Amaramente scriveva già Ugo Foscolo oltre due secoli fa nei Sepolcri: per quanto belle possano essere le tombe e incantevoli i pianti, è forse meno duro il sonno della morte e che me ne faccio di un sasso, per lussuoso che sia, che distingua le mie dalle infinite ossa?

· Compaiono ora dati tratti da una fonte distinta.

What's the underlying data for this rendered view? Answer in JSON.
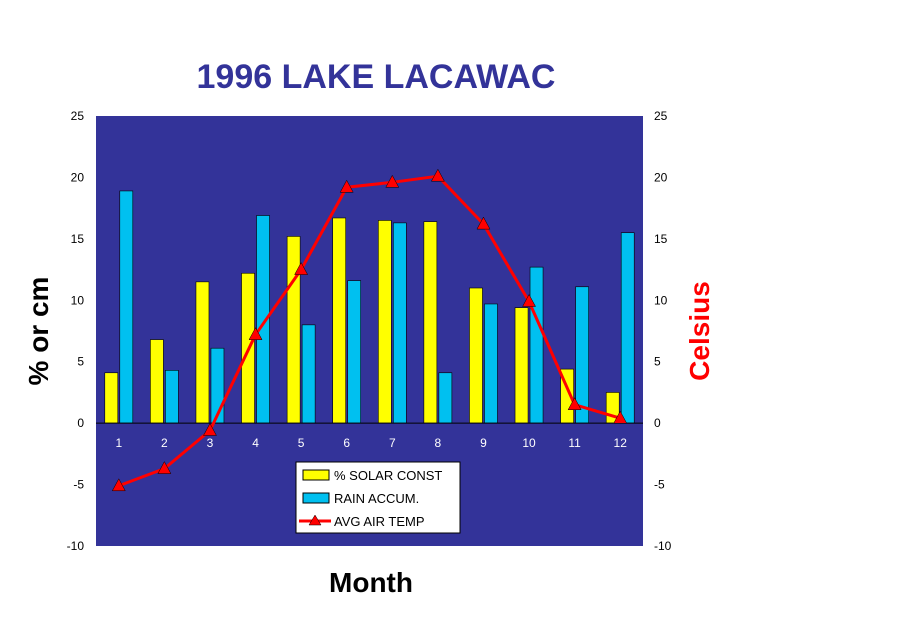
{
  "chart_data": {
    "type": "bar",
    "title": "1996 LAKE LACAWAC",
    "xlabel": "Month",
    "ylabel": "% or cm",
    "y2label": "Celsius",
    "ylim": [
      -10,
      25
    ],
    "y2lim": [
      -10,
      25
    ],
    "yticks": [
      "-10",
      "-5",
      "0",
      "5",
      "10",
      "15",
      "20",
      "25"
    ],
    "categories": [
      "1",
      "2",
      "3",
      "4",
      "5",
      "6",
      "7",
      "8",
      "9",
      "10",
      "11",
      "12"
    ],
    "grid": false,
    "legend_position": "bottom-center",
    "series": [
      {
        "name": "% SOLAR CONST",
        "type": "bar",
        "color": "#ffff00",
        "values": [
          4.1,
          6.8,
          11.5,
          12.2,
          15.2,
          16.7,
          16.5,
          16.4,
          11.0,
          9.4,
          4.4,
          2.5
        ]
      },
      {
        "name": "RAIN ACCUM.",
        "type": "bar",
        "color": "#00c0f0",
        "values": [
          18.9,
          4.3,
          6.1,
          16.9,
          8.0,
          11.6,
          16.3,
          4.1,
          9.7,
          12.7,
          11.1,
          15.5
        ]
      },
      {
        "name": "AVG AIR TEMP",
        "type": "line",
        "axis": "right",
        "color": "#ff0000",
        "marker": "triangle",
        "values": [
          -5.1,
          -3.7,
          -0.6,
          7.2,
          12.5,
          19.2,
          19.6,
          20.1,
          16.2,
          9.9,
          1.5,
          0.4
        ]
      }
    ],
    "colors": {
      "plot_background": "#333399",
      "title": "#333399",
      "y2label": "#ff0000"
    }
  }
}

All’ombra de’ cipressi e dentro l’urne
confortate di pianto è forse il sonno
della morte men duro? Ove più il Sole
per me alla terra non fecondi questa
bella d’erbe famiglia e d’animali,
e quando vaghe di lusinghe innanzi
a me non danzeran l’ore future,
nè da te, dolce amico, udrò più il verso
e la mesta armonia che lo governa,
nè più nel cor mi parlerà lo spirto
delle vergini Muse e dell’Amore,
unico spirto a mia vita raminga,
qual fia ristoro a’ dì perduti un sasso
che distingua le mie dalle infinite
ossa che in terra e in mar semina morte?

Ma arriva Cristo.

La verità sulla mia vita

Alla porta della città, cioè davanti a tutti, dove le cose sono solo pubbliche e non c’è nulla di nascosto, arriva Cristo. Lo accompagna il corteo di quelli che si fidano di Lui, gente un tempo arruolata nel primo corteo, quello abituale diretto ai cimiteri del mondo. Tanta gente, nell’uno e nell’altro.

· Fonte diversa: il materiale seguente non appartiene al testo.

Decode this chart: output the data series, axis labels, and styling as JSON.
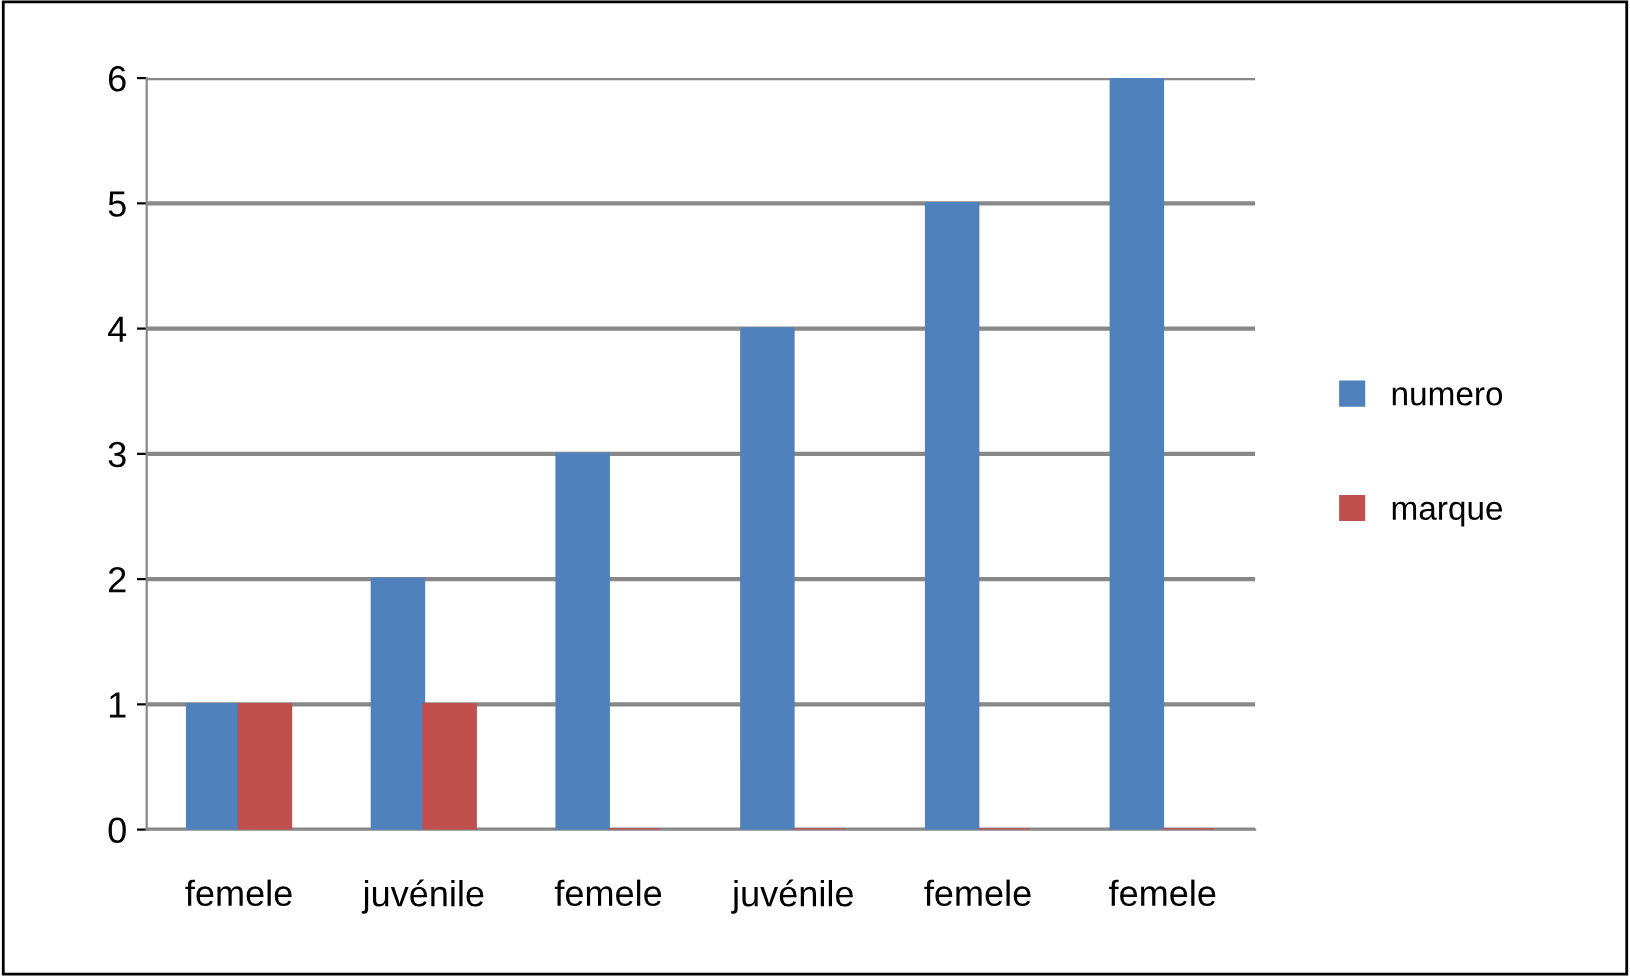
{
  "chart_data": {
    "type": "bar",
    "categories": [
      "femele",
      "juvénile",
      "femele",
      "juvénile",
      "femele",
      "femele"
    ],
    "series": [
      {
        "name": "numero",
        "color": "#4f81bd",
        "values": [
          1,
          2,
          3,
          4,
          5,
          6
        ]
      },
      {
        "name": "marque",
        "color": "#c0504d",
        "values": [
          1,
          1,
          0,
          0,
          0,
          0
        ]
      }
    ],
    "ylim": [
      0,
      6
    ],
    "yticks": [
      0,
      1,
      2,
      3,
      4,
      5,
      6
    ],
    "grid": "y",
    "legend": "right"
  }
}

Cristo vede e averrte un sussulto. Di quelli che solo le madri sanno provare quando sono toccate; e questo è il primo annuncio del vangelo di oggi: chi è la nostra madre? Chi ci ha intessuto nell’utero? Dio è nostra madre e quando vede il corteo che vuole farci il funerale prova sconvolgimenti interiori. Anzitutto verso la nostra mamma che un giorno gli prestò le carni perchè il suo sogno di vederci vivi si realizzasse.
Di fatto la prima parola è alla madre: non piangere. Il primo grido del Vangelo all’umanità: risparmia queste lacrime e smettila di dar da mangiare alla fabbrica della tristezza, ai portatori, ai suonatori, ai becchini del mondo. Ma ti pare che io, Dio, possa volere vivi i miei figli per destinarli a una fine così?

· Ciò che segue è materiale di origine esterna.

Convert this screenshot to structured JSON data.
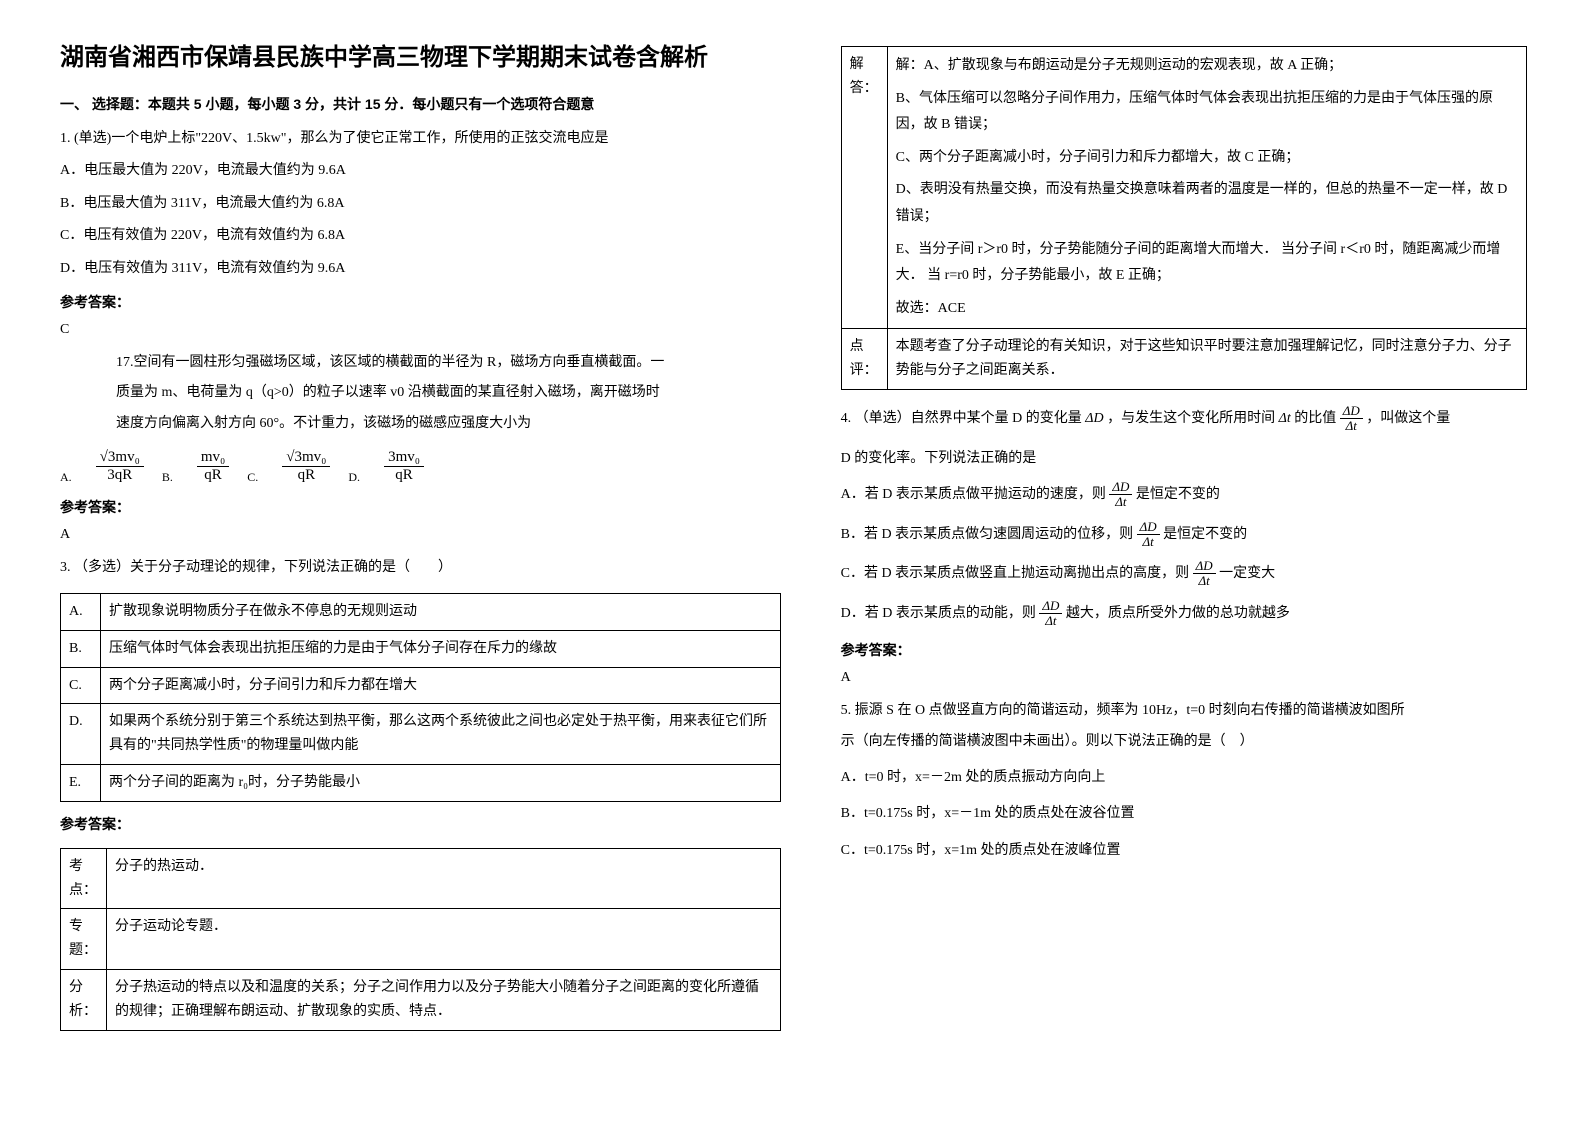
{
  "title": "湖南省湘西市保靖县民族中学高三物理下学期期末试卷含解析",
  "section1": "一、 选择题：本题共 5 小题，每小题 3 分，共计 15 分．每小题只有一个选项符合题意",
  "q1": {
    "stem": "1. (单选)一个电炉上标\"220V、1.5kw\"，那么为了使它正常工作，所使用的正弦交流电应是",
    "A": "A．电压最大值为 220V，电流最大值约为 9.6A",
    "B": "B．电压最大值为 311V，电流最大值约为 6.8A",
    "C": "C．电压有效值为 220V，电流有效值约为 6.8A",
    "D": "D．电压有效值为 311V，电流有效值约为 9.6A",
    "ansLabel": "参考答案：",
    "ans": "C"
  },
  "q17": {
    "stem1": "17.空间有一圆柱形匀强磁场区域，该区域的横截面的半径为 R，磁场方向垂直横截面。一",
    "stem2": "质量为 m、电荷量为 q（q>0）的粒子以速率 v0 沿横截面的某直径射入磁场，离开磁场时",
    "stem3": "速度方向偏离入射方向 60°。不计重力，该磁场的磁感应强度大小为",
    "labels": {
      "A": "A.",
      "B": "B.",
      "C": "C.",
      "D": "D."
    },
    "fracs": {
      "A": {
        "num": "√3mv₀",
        "den": "3qR"
      },
      "B": {
        "num": "mv₀",
        "den": "qR"
      },
      "C": {
        "num": "√3mv₀",
        "den": "qR"
      },
      "D": {
        "num": "3mv₀",
        "den": "qR"
      }
    },
    "ansLabel": "参考答案：",
    "ans": "A"
  },
  "q3": {
    "stem": "3. （多选）关于分子动理论的规律，下列说法正确的是（　　）",
    "rows": {
      "A": {
        "l": "A.",
        "t": "扩散现象说明物质分子在做永不停息的无规则运动"
      },
      "B": {
        "l": "B.",
        "t": "压缩气体时气体会表现出抗拒压缩的力是由于气体分子间存在斥力的缘故"
      },
      "C": {
        "l": "C.",
        "t": "两个分子距离减小时，分子间引力和斥力都在增大"
      },
      "D": {
        "l": "D.",
        "t": "如果两个系统分别于第三个系统达到热平衡，那么这两个系统彼此之间也必定处于热平衡，用来表征它们所具有的\"共同热学性质\"的物理量叫做内能"
      },
      "E": {
        "l": "E.",
        "t": "两个分子间的距离为 r₀时，分子势能最小"
      }
    },
    "ansLabel": "参考答案：",
    "analysis": {
      "kd": {
        "l": "考点：",
        "t": "分子的热运动．"
      },
      "zt": {
        "l": "专题：",
        "t": "分子运动论专题．"
      },
      "fx": {
        "l": "分析：",
        "t": "分子热运动的特点以及和温度的关系；分子之间作用力以及分子势能大小随着分子之间距离的变化所遵循的规律；正确理解布朗运动、扩散现象的实质、特点．"
      }
    }
  },
  "right": {
    "jd": {
      "l": "解答：",
      "p1": "解：A、扩散现象与布朗运动是分子无规则运动的宏观表现，故 A 正确；",
      "p2": "B、气体压缩可以忽略分子间作用力，压缩气体时气体会表现出抗拒压缩的力是由于气体压强的原因，故 B 错误；",
      "p3": "C、两个分子距离减小时，分子间引力和斥力都增大，故 C 正确；",
      "p4": "D、表明没有热量交换，而没有热量交换意味着两者的温度是一样的，但总的热量不一定一样，故 D 错误；",
      "p5": "E、当分子间 r＞r0 时，分子势能随分子间的距离增大而增大．  当分子间 r＜r0 时，随距离减少而增大．  当 r=r0 时，分子势能最小，故 E 正确；",
      "p6": "故选：ACE"
    },
    "dp": {
      "l": "点评：",
      "t": "本题考查了分子动理论的有关知识，对于这些知识平时要注意加强理解记忆，同时注意分子力、分子势能与分子之间距离关系．"
    }
  },
  "q4": {
    "lead1": "4. （单选）自然界中某个量 D 的变化量",
    "dd": "ΔD",
    "mid1": "，与发生这个变化所用时间",
    "dt": "Δt",
    "mid2": " 的比值 ",
    "tail": " ，叫做这个量",
    "line2": "D 的变化率。下列说法正确的是",
    "A1": "A．若 D 表示某质点做平抛运动的速度，则 ",
    "A2": " 是恒定不变的",
    "B1": "B．若 D 表示某质点做匀速圆周运动的位移，则 ",
    "B2": " 是恒定不变的",
    "C1": "C．若 D 表示某质点做竖直上抛运动离抛出点的高度，则 ",
    "C2": " 一定变大",
    "D1": "D．若 D 表示某质点的动能，则 ",
    "D2": " 越大，质点所受外力做的总功就越多",
    "ansLabel": "参考答案：",
    "ans": "A"
  },
  "q5": {
    "l1": "5. 振源 S 在 O 点做竖直方向的简谐运动，频率为 10Hz，t=0 时刻向右传播的简谐横波如图所",
    "l2": "示（向左传播的简谐横波图中未画出）。则以下说法正确的是（　）",
    "A": "A．t=0 时，x=－2m 处的质点振动方向向上",
    "B": "B．t=0.175s 时，x=－1m 处的质点处在波谷位置",
    "C": "C．t=0.175s 时，x=1m 处的质点处在波峰位置"
  }
}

Poi prende l’iniziativa. Proibita e azzardata. Toccare la bara, toccare la morte. Sfiorarla appena. Ma verrà un giorno in cui la sentirà crescere dentro e quello sarà il momento chiave della storia del mondo, quando la sciagura di essere nati meriterà tutti i fiocchi del mondo perchè sarà, sì sarà, una bella notizia: Dio è un genitore che vuole i suoi figli vivi.
L’iniziativa di Cristo sulla morte! Non saranno altre iniziative a convincerci della bellezza del vivere. Ti cambia l’orizzonte solo quando accetti di lasciarti toccare la bara da Cristo mentre il corteo del mondo ti prepara, da lontana, un funerale coi fiocchi.
Va bene la fede detta così? Arriva Lui e tutto riparte. Ti siedi e riprendi a parlare. Qualcuno ti ha sottratto al silenzio dei destinati al macello e ti ha aperto la bocca. Usala per dirlo a tutti. Abbiamo un altro Padre, che vuole i suoi figli vivi.